Basta que dos entes, personas o cosas puedan moverse para que nazca un enemigo o un obstáculo. Sólo los pueblos quietos, sin afanes, carecen de enemigos. Enemigo no es quien tiene planes distintos a los nuestros, sino quien desea ir por el camino que nosotros iremos o quien desea lo que nosotros deseamos. ¿Cómo es posible que a dos naciones se les ocurra tener un mismo objetivo? Es posible cuando dos naciones echan mano de la misma técnica.

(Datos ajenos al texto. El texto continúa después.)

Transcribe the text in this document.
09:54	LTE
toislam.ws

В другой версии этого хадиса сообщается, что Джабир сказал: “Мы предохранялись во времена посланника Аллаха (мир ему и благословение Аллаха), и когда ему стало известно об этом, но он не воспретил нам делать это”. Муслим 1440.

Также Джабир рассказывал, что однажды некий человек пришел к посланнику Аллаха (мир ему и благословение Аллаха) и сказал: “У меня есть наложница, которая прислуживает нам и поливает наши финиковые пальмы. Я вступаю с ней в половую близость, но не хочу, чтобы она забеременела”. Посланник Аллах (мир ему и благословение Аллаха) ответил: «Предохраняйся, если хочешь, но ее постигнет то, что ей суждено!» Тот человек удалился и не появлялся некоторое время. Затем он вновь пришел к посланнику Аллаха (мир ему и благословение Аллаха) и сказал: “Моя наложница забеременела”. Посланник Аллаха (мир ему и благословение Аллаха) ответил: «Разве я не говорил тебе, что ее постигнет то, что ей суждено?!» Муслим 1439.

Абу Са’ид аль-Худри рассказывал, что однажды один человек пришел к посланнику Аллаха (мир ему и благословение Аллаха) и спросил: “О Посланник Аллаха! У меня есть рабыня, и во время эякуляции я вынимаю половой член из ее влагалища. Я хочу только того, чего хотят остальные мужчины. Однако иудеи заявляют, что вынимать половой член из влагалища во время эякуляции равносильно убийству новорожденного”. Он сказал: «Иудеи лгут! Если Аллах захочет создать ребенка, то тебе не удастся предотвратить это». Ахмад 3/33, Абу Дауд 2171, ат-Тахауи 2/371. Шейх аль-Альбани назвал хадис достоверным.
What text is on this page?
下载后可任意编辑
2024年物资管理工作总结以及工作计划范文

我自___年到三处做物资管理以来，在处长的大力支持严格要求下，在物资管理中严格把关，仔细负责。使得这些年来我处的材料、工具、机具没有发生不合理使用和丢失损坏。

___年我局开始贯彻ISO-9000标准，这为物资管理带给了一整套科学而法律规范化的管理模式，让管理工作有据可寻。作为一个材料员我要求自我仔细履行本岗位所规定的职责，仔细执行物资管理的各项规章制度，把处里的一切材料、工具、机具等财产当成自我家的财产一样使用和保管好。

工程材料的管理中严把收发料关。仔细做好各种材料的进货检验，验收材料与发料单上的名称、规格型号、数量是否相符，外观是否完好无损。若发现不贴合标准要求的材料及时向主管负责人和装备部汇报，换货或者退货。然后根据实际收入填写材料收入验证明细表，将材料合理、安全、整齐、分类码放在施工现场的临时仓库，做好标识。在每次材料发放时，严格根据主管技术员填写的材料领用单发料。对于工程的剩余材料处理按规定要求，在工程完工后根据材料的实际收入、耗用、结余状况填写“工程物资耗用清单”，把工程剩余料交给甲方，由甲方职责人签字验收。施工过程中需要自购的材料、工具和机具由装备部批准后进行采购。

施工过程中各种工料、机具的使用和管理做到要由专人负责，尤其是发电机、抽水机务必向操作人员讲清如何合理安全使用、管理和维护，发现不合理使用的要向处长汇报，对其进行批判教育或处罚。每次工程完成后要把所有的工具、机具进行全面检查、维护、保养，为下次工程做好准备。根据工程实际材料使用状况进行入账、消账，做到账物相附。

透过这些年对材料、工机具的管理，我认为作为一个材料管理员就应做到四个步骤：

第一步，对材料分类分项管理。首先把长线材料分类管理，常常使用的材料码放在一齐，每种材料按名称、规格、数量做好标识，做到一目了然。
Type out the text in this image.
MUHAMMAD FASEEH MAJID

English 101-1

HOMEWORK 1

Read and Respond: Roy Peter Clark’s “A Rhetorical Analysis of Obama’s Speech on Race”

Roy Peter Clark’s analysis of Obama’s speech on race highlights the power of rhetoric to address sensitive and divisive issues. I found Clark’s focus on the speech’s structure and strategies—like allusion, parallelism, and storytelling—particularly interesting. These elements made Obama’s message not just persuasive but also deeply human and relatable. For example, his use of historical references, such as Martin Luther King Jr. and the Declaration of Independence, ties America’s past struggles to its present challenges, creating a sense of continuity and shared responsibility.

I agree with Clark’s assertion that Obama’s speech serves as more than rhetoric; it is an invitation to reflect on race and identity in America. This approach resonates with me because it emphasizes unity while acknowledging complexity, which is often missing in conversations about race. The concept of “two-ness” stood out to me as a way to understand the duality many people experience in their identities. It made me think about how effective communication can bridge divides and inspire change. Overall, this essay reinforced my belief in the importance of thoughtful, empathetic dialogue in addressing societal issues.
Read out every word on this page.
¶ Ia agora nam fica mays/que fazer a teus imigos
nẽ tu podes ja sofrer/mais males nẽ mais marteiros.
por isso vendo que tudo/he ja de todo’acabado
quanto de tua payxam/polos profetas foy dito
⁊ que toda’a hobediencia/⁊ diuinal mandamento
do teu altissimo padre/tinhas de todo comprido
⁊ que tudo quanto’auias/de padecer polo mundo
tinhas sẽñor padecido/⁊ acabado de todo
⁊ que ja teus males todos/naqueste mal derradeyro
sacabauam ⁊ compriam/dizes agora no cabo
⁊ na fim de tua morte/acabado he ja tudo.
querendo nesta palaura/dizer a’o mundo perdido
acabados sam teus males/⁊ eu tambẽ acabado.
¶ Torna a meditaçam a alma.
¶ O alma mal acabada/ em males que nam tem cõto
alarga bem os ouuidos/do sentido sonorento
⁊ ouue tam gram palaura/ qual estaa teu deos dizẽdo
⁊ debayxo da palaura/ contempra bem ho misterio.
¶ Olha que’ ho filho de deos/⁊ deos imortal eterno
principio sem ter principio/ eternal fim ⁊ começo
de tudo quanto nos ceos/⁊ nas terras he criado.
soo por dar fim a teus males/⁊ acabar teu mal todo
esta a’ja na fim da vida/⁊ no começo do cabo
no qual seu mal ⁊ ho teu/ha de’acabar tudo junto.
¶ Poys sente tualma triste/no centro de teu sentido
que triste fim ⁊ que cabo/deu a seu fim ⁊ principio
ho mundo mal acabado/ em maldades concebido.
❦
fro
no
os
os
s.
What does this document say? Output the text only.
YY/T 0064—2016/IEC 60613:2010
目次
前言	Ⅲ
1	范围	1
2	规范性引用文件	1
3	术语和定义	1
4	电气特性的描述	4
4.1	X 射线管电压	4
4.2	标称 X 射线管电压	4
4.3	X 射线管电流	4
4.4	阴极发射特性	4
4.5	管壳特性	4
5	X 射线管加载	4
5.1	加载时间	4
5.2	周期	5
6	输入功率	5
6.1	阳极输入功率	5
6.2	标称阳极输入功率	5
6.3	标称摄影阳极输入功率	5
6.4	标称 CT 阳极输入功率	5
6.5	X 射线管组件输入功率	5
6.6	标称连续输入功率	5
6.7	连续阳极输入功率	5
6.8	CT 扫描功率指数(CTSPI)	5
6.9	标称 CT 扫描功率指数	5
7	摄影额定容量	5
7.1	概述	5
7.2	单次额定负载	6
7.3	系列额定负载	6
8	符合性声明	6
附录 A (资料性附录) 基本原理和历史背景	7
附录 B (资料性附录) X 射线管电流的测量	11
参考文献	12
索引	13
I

Pongamos un ejemplo. La nación A quiere construir diez edificios y la nación B construir diez barcos, y para hacerlo necesitan la energía que hay en cierto lugar. Tienen, vemos, fines distintos, pero un mismo medio (que se vuelve objetivo desde una perspectiva política). Ambas naciones querrán ser las primeras en instalarse en el lugar de la energía. ¿Habría enemistad si una de las dos naciones pudiera obtener lo que necesita de otro modo?


Digo todo lo anterior para que quede claro que siempre habrá enemistad entre los pueblos por el simple hecho de que viven en un planeta muy pequeño en comparación con sus ambiciones. La política se transforma en dogmatismo cuando deja de tomar en cuenta los límites de los recursos con los que cuenta.

Quien construye máquinas construye objetos y al hacerlo construye palabras y además se construye el derecho de apropiarse de los lugares donde sus máquinas pueden operar. ¿Qué querían los organizadores del holocausto? Apropiarse del planeta. Su tecnología, creían, los hacía autosuficientes, es decir, libres de tener que tratar con otros pueblos. Creyeron que la tecnología, pues usaban una lógica mecánica, era el signo del perfeccionamiento de su razón.

Todo lo anterior le parecerá superfluo al que estuvo en un campo de concentración. Y sí, es superfluo cuando es visto desde la radicalidad vital a la que nos lleva el estar en constante peligro de muerte. Pero no lo es cuando hay paz.

El pueblo judío hará mal en sacar sólo una lección moral de lo sufrido. Es necesario, si quiere mejorarse como pueblo, que saque una lección política. ¿Qué es la política? Es la profesión orientada a transformar las sensaciones y las vivencias ajenas en intuiciones y en conceptos propios aptos para ser insertados en la filosofía propia.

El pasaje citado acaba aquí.